Generates a linkage disequilibrium (LD) data set from SNP data.

linkageDiseq(
  tasObj,
  ldType = c("SlidingWindow", "All"),
  windowSize = NULL,
  hetCalls = c("missing", "ignore", "third"),
  verbose = TRUE
)

Arguments

tasObj

An object of class TasselGenotypePenotype that contains a genotype table.

ldType

How do you want LD calculated? Currently, the available options are "All" and "SlidingWindow". If All is selected, LD will be calculated for every combination of sites in the alignment (NOTE: this may produce a massive series of combinations; use only on heavily filtered genotype tables). If SlidingWindow is selected, LD will be calculated for sites within a window of sites surrounding the current site.

windowSize

What size do you want your LD analysis window? If you have chosen SlidingWindow for the ldType parameter, you will need to specify window size.

hetCalls

How should heterozygous calls be handled? Current options are "ignore" (ignore altogether), "missing" (set to missing), and "third" (treat as third state).

verbose

Display messages? Defaults to TRUE.

Value

Returns a DataFrame-based data frame.

Details

Linkage disequilibrium between any set of polymorphisms can be estimated by initially filtering a genotype dataset and then using this function. At this time, \(D'\), \(r^{2}\) and P-values will be estimated. The current version calculates LD between haplotypes with known phase only (unphased diploid genotypes are not supported; see PowerMarker or Arlequin for genotype support).

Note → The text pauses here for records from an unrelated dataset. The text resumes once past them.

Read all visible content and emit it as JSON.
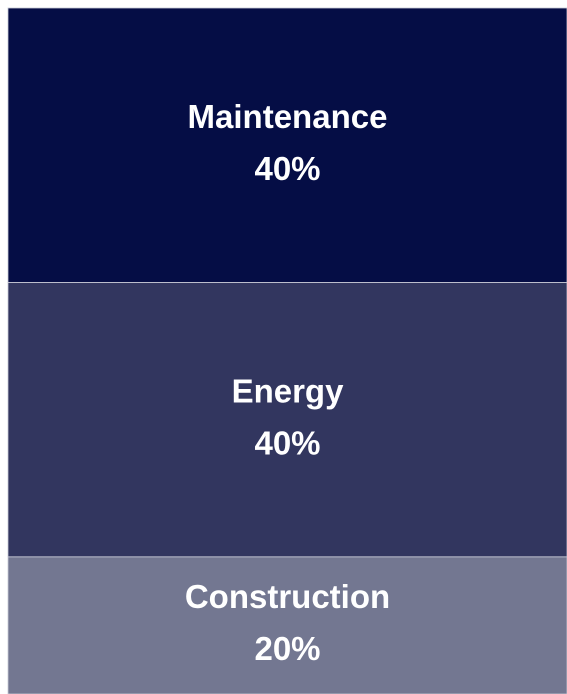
{
  "chart_data": {
    "type": "stacked_bar",
    "series": [
      {
        "name": "Construction",
        "color": "#737791",
        "values": [
          20
        ],
        "value_labels": [
          "20%"
        ]
      },
      {
        "name": "Energy",
        "color": "#32365f",
        "values": [
          40
        ],
        "value_labels": [
          "40%"
        ]
      },
      {
        "name": "Maintenance",
        "color": "#050d45",
        "values": [
          40
        ],
        "value_labels": [
          "40%"
        ]
      }
    ]
  }
}
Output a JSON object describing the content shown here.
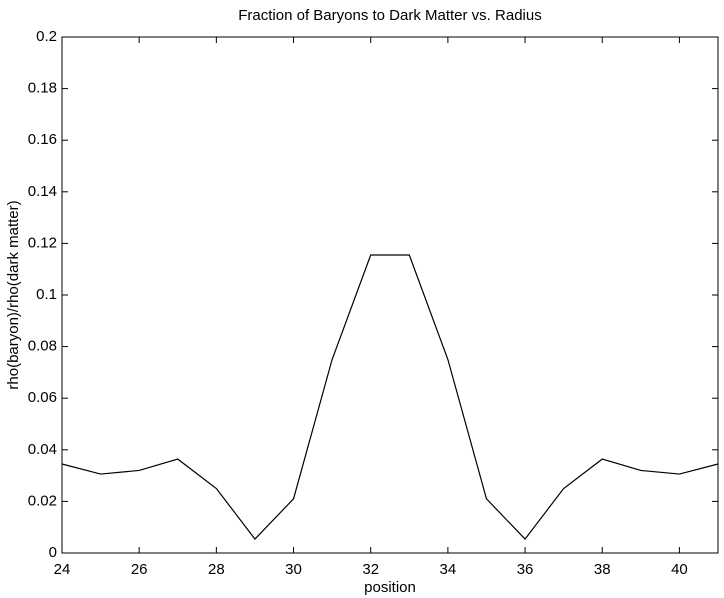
{
  "chart_data": {
    "type": "line",
    "title": "Fraction of Baryons to Dark Matter vs. Radius",
    "x_label": "position",
    "y_label": "rho(baryon)/rho(dark matter)",
    "x": [
      24,
      25,
      26,
      27,
      28,
      29,
      30,
      31,
      32,
      33,
      34,
      35,
      36,
      37,
      38,
      39,
      40,
      41
    ],
    "series": [
      {
        "color": "#000000",
        "values": [
          0.0345,
          0.0306,
          0.032,
          0.0364,
          0.025,
          0.0054,
          0.021,
          0.075,
          0.1155,
          0.1155,
          0.075,
          0.021,
          0.0054,
          0.025,
          0.0364,
          0.032,
          0.0306,
          0.0345
        ]
      }
    ],
    "xlim": [
      24,
      41
    ],
    "xticks": [
      24,
      26,
      28,
      30,
      32,
      34,
      36,
      38,
      40
    ],
    "ylim": [
      0,
      0.2
    ],
    "yticks": [
      0,
      0.02,
      0.04,
      0.06,
      0.08,
      0.1,
      0.12,
      0.14,
      0.16,
      0.18,
      0.2
    ],
    "grid": false
  }
}
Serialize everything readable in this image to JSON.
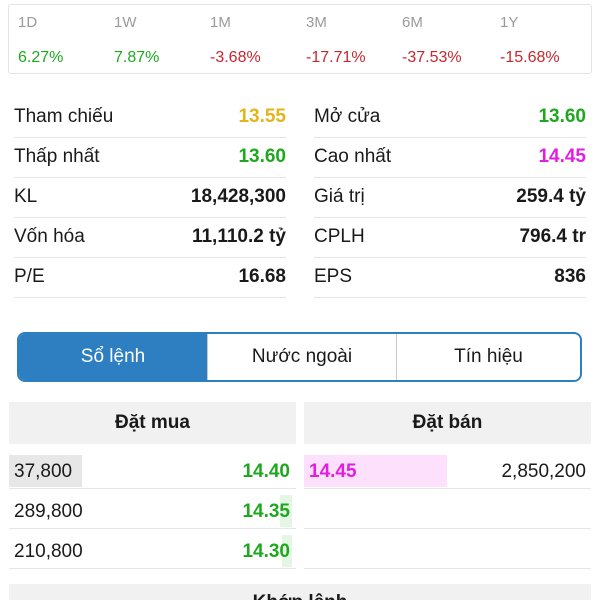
{
  "performance": [
    {
      "period": "1D",
      "change": "6.27%",
      "direction": "up"
    },
    {
      "period": "1W",
      "change": "7.87%",
      "direction": "up"
    },
    {
      "period": "1M",
      "change": "-3.68%",
      "direction": "down"
    },
    {
      "period": "3M",
      "change": "-17.71%",
      "direction": "down"
    },
    {
      "period": "6M",
      "change": "-37.53%",
      "direction": "down"
    },
    {
      "period": "1Y",
      "change": "-15.68%",
      "direction": "down"
    }
  ],
  "stats": {
    "reference": {
      "label": "Tham chiếu",
      "value": "13.55"
    },
    "open": {
      "label": "Mở cửa",
      "value": "13.60"
    },
    "low": {
      "label": "Thấp nhất",
      "value": "13.60"
    },
    "high": {
      "label": "Cao nhất",
      "value": "14.45"
    },
    "volume": {
      "label": "KL",
      "value": "18,428,300"
    },
    "turnover": {
      "label": "Giá trị",
      "value": "259.4 tỷ"
    },
    "market_cap": {
      "label": "Vốn hóa",
      "value": "11,110.2 tỷ"
    },
    "shares": {
      "label": "CPLH",
      "value": "796.4 tr"
    },
    "pe": {
      "label": "P/E",
      "value": "16.68"
    },
    "eps": {
      "label": "EPS",
      "value": "836"
    }
  },
  "tabs": [
    {
      "label": "Sổ lệnh",
      "active": true
    },
    {
      "label": "Nước ngoài",
      "active": false
    },
    {
      "label": "Tín hiệu",
      "active": false
    }
  ],
  "order_book": {
    "buy_header": "Đặt mua",
    "sell_header": "Đặt bán",
    "bids": [
      {
        "volume": "37,800",
        "price": "14.40"
      },
      {
        "volume": "289,800",
        "price": "14.35"
      },
      {
        "volume": "210,800",
        "price": "14.30"
      }
    ],
    "asks": [
      {
        "price": "14.45",
        "volume": "2,850,200"
      }
    ]
  },
  "next_section_header": "Khớp lệnh",
  "colors": {
    "up": "#1fa81f",
    "down": "#c7272f",
    "reference": "#e2b51a",
    "ceiling": "#e21ee0",
    "accent": "#2d7fc1"
  }
}
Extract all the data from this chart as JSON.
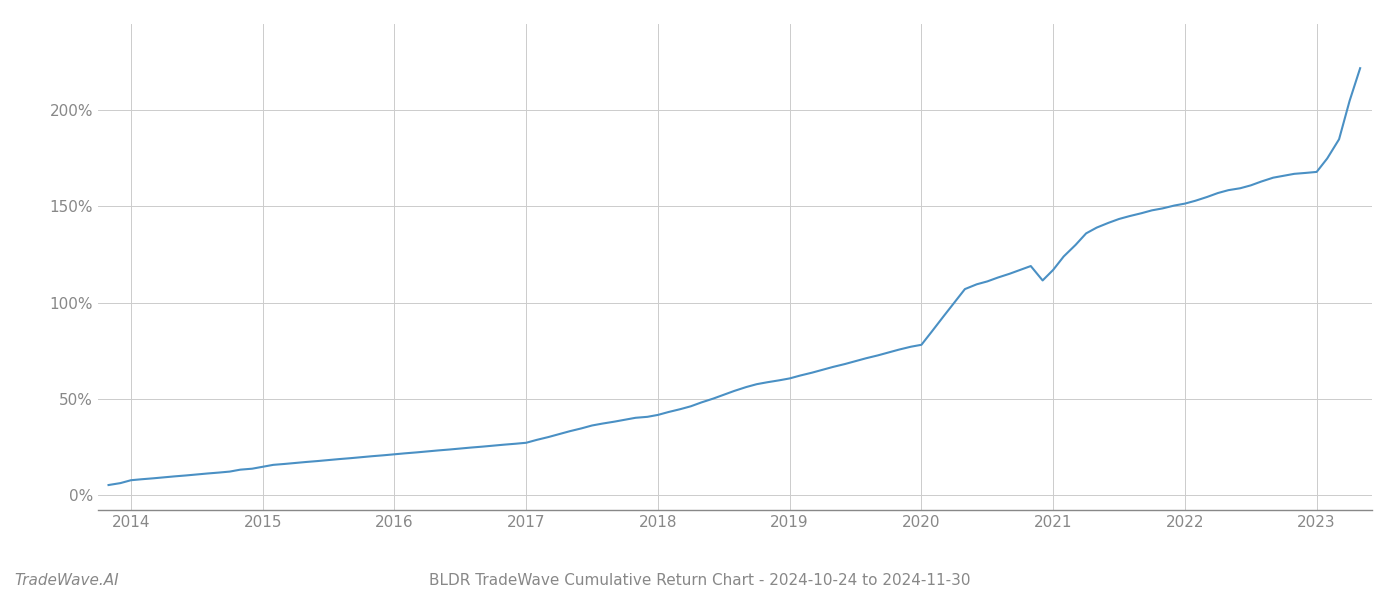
{
  "title": "BLDR TradeWave Cumulative Return Chart - 2024-10-24 to 2024-11-30",
  "watermark": "TradeWave.AI",
  "line_color": "#4a90c4",
  "background_color": "#ffffff",
  "grid_color": "#cccccc",
  "x_years": [
    2014,
    2015,
    2016,
    2017,
    2018,
    2019,
    2020,
    2021,
    2022,
    2023
  ],
  "x_data": [
    2013.83,
    2013.92,
    2014.0,
    2014.08,
    2014.17,
    2014.25,
    2014.33,
    2014.42,
    2014.5,
    2014.58,
    2014.67,
    2014.75,
    2014.83,
    2014.92,
    2015.0,
    2015.08,
    2015.17,
    2015.25,
    2015.33,
    2015.42,
    2015.5,
    2015.58,
    2015.67,
    2015.75,
    2015.83,
    2015.92,
    2016.0,
    2016.08,
    2016.17,
    2016.25,
    2016.33,
    2016.42,
    2016.5,
    2016.58,
    2016.67,
    2016.75,
    2016.83,
    2016.92,
    2017.0,
    2017.08,
    2017.17,
    2017.25,
    2017.33,
    2017.42,
    2017.5,
    2017.58,
    2017.67,
    2017.75,
    2017.83,
    2017.92,
    2018.0,
    2018.08,
    2018.17,
    2018.25,
    2018.33,
    2018.42,
    2018.5,
    2018.58,
    2018.67,
    2018.75,
    2018.83,
    2018.92,
    2019.0,
    2019.08,
    2019.17,
    2019.25,
    2019.33,
    2019.42,
    2019.5,
    2019.58,
    2019.67,
    2019.75,
    2019.83,
    2019.92,
    2020.0,
    2020.08,
    2020.17,
    2020.25,
    2020.33,
    2020.42,
    2020.5,
    2020.58,
    2020.67,
    2020.75,
    2020.83,
    2020.92,
    2021.0,
    2021.08,
    2021.17,
    2021.25,
    2021.33,
    2021.42,
    2021.5,
    2021.58,
    2021.67,
    2021.75,
    2021.83,
    2021.92,
    2022.0,
    2022.08,
    2022.17,
    2022.25,
    2022.33,
    2022.42,
    2022.5,
    2022.58,
    2022.67,
    2022.75,
    2022.83,
    2022.92,
    2023.0,
    2023.08,
    2023.17,
    2023.25,
    2023.33
  ],
  "y_data": [
    5.0,
    6.0,
    7.5,
    8.0,
    8.5,
    9.0,
    9.5,
    10.0,
    10.5,
    11.0,
    11.5,
    12.0,
    13.0,
    13.5,
    14.5,
    15.5,
    16.0,
    16.5,
    17.0,
    17.5,
    18.0,
    18.5,
    19.0,
    19.5,
    20.0,
    20.5,
    21.0,
    21.5,
    22.0,
    22.5,
    23.0,
    23.5,
    24.0,
    24.5,
    25.0,
    25.5,
    26.0,
    26.5,
    27.0,
    28.5,
    30.0,
    31.5,
    33.0,
    34.5,
    36.0,
    37.0,
    38.0,
    39.0,
    40.0,
    40.5,
    41.5,
    43.0,
    44.5,
    46.0,
    48.0,
    50.0,
    52.0,
    54.0,
    56.0,
    57.5,
    58.5,
    59.5,
    60.5,
    62.0,
    63.5,
    65.0,
    66.5,
    68.0,
    69.5,
    71.0,
    72.5,
    74.0,
    75.5,
    77.0,
    78.0,
    85.0,
    93.0,
    100.0,
    107.0,
    109.5,
    111.0,
    113.0,
    115.0,
    117.0,
    119.0,
    111.5,
    117.0,
    124.0,
    130.0,
    136.0,
    139.0,
    141.5,
    143.5,
    145.0,
    146.5,
    148.0,
    149.0,
    150.5,
    151.5,
    153.0,
    155.0,
    157.0,
    158.5,
    159.5,
    161.0,
    163.0,
    165.0,
    166.0,
    167.0,
    167.5,
    168.0,
    175.0,
    185.0,
    205.0,
    222.0
  ],
  "ylim": [
    -8,
    245
  ],
  "yticks": [
    0,
    50,
    100,
    150,
    200
  ],
  "ytick_labels": [
    "0%",
    "50%",
    "100%",
    "150%",
    "200%"
  ],
  "xlim": [
    2013.75,
    2023.42
  ],
  "title_fontsize": 11,
  "watermark_fontsize": 11,
  "axis_fontsize": 11,
  "line_width": 1.5
}
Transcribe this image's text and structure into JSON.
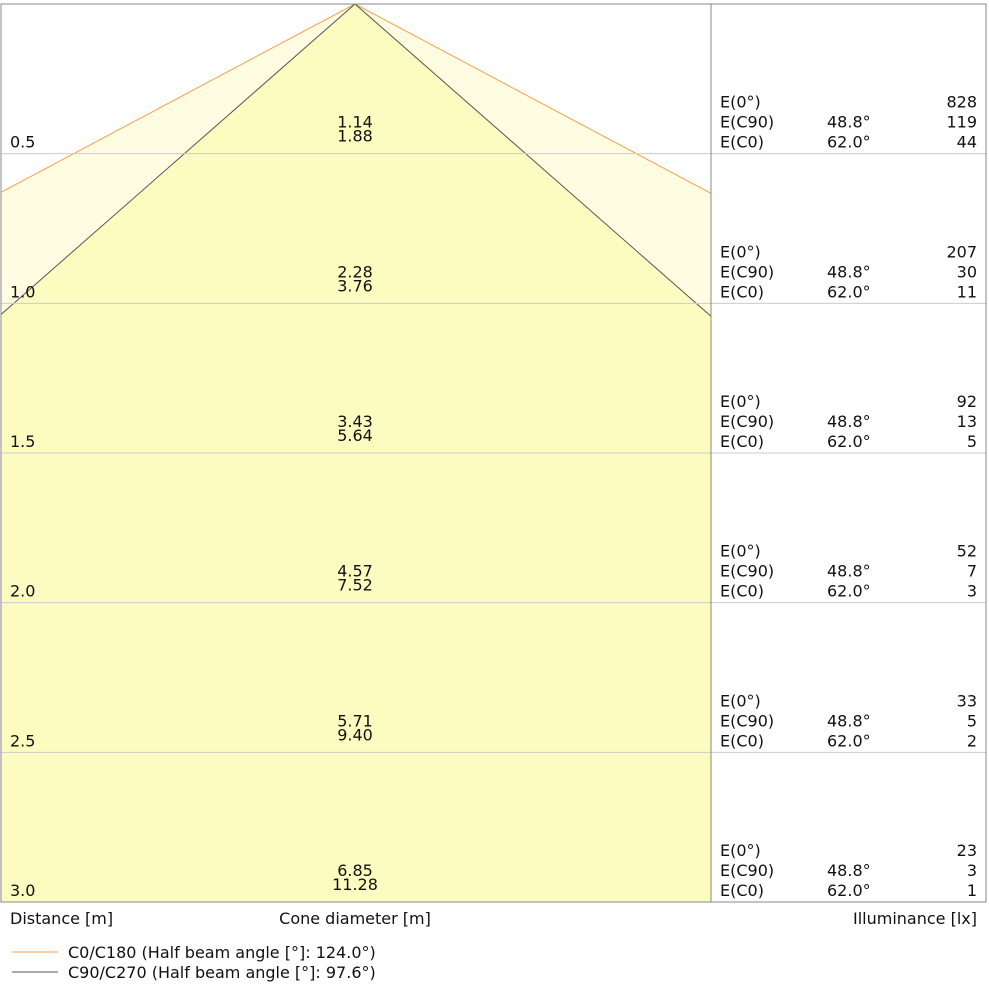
{
  "chart_data": {
    "type": "cone",
    "rows": [
      {
        "distance": 0.5,
        "diameter_c90": 1.14,
        "diameter_c0": 1.88,
        "e0": 828,
        "e_c90": 119,
        "e_c0": 44
      },
      {
        "distance": {
          "value": 1.0,
          "label": "1.0"
        },
        "diameter_c90": 2.28,
        "diameter_c0": 3.76,
        "e0": 207,
        "e_c90": 30,
        "e_c0": 11
      },
      {
        "distance": 1.5,
        "diameter_c90": 3.43,
        "diameter_c0": 5.64,
        "e0": 92,
        "e_c90": 13,
        "e_c0": 5
      },
      {
        "distance": {
          "value": 2.0,
          "label": "2.0"
        },
        "diameter_c90": 4.57,
        "diameter_c0": 7.52,
        "e0": 52,
        "e_c90": 7,
        "e_c0": 3
      },
      {
        "distance": 2.5,
        "diameter_c90": 5.71,
        "diameter_c0": {
          "value": 9.4,
          "label": "9.40"
        },
        "e0": 33,
        "e_c90": 5,
        "e_c0": 2
      },
      {
        "distance": {
          "value": 3.0,
          "label": "3.0"
        },
        "diameter_c90": 6.85,
        "diameter_c0": 11.28,
        "e0": 23,
        "e_c90": 3,
        "e_c0": 1
      }
    ],
    "e_labels": {
      "e0": "E(0°)",
      "e_c90": "E(C90)",
      "e_c0": "E(C0)"
    },
    "angle_c90": {
      "value": 48.8,
      "label": "48.8°"
    },
    "angle_c0": {
      "value": 62.0,
      "label": "62.0°"
    },
    "distance_label": "Distance [m]",
    "diameter_label": "Cone diameter [m]",
    "illuminance_label": "Illuminance [lx]",
    "series": [
      {
        "name": "C0/C180 (Half beam angle [°]: 124.0°)",
        "color": "#f5a045",
        "fill": "#fefde2"
      },
      {
        "name": "C90/C270 (Half beam angle [°]: 97.6°)",
        "color": "#555555",
        "fill": "#fdfcc0"
      }
    ]
  }
}
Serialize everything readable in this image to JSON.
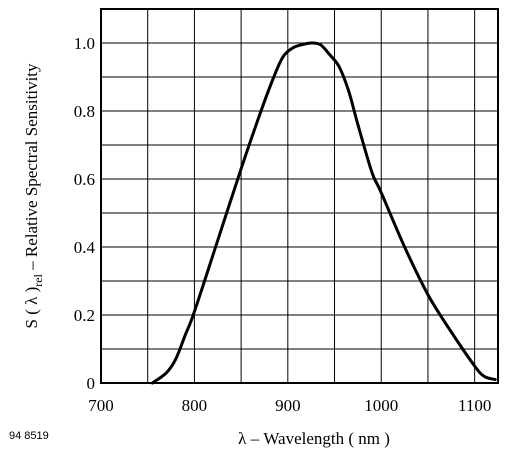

  • \(D'\) is the standardized disequilibrium coefficient, a useful statistic for determining whether recombination or homoplasy has occurred between a pair of alleles.

  • \(r^{2}\) represents the correlation between alleles at two loci, which is informative for evaluating the resolution of association approaches.

\(D'\) and \(r^{2}\) can be calculated when only two alleles are present. If more than two alleles, only the two most frequent alleles are used. P-values are determined by a two-sided Fisher's Exact test is calculated. Since LD is meaningless when scored with very small sample sizes, a minimum of 20 taxa must be present to calculate LD and there must be 2 or more minor alleles.

See also

linkageDiseq, ldPlot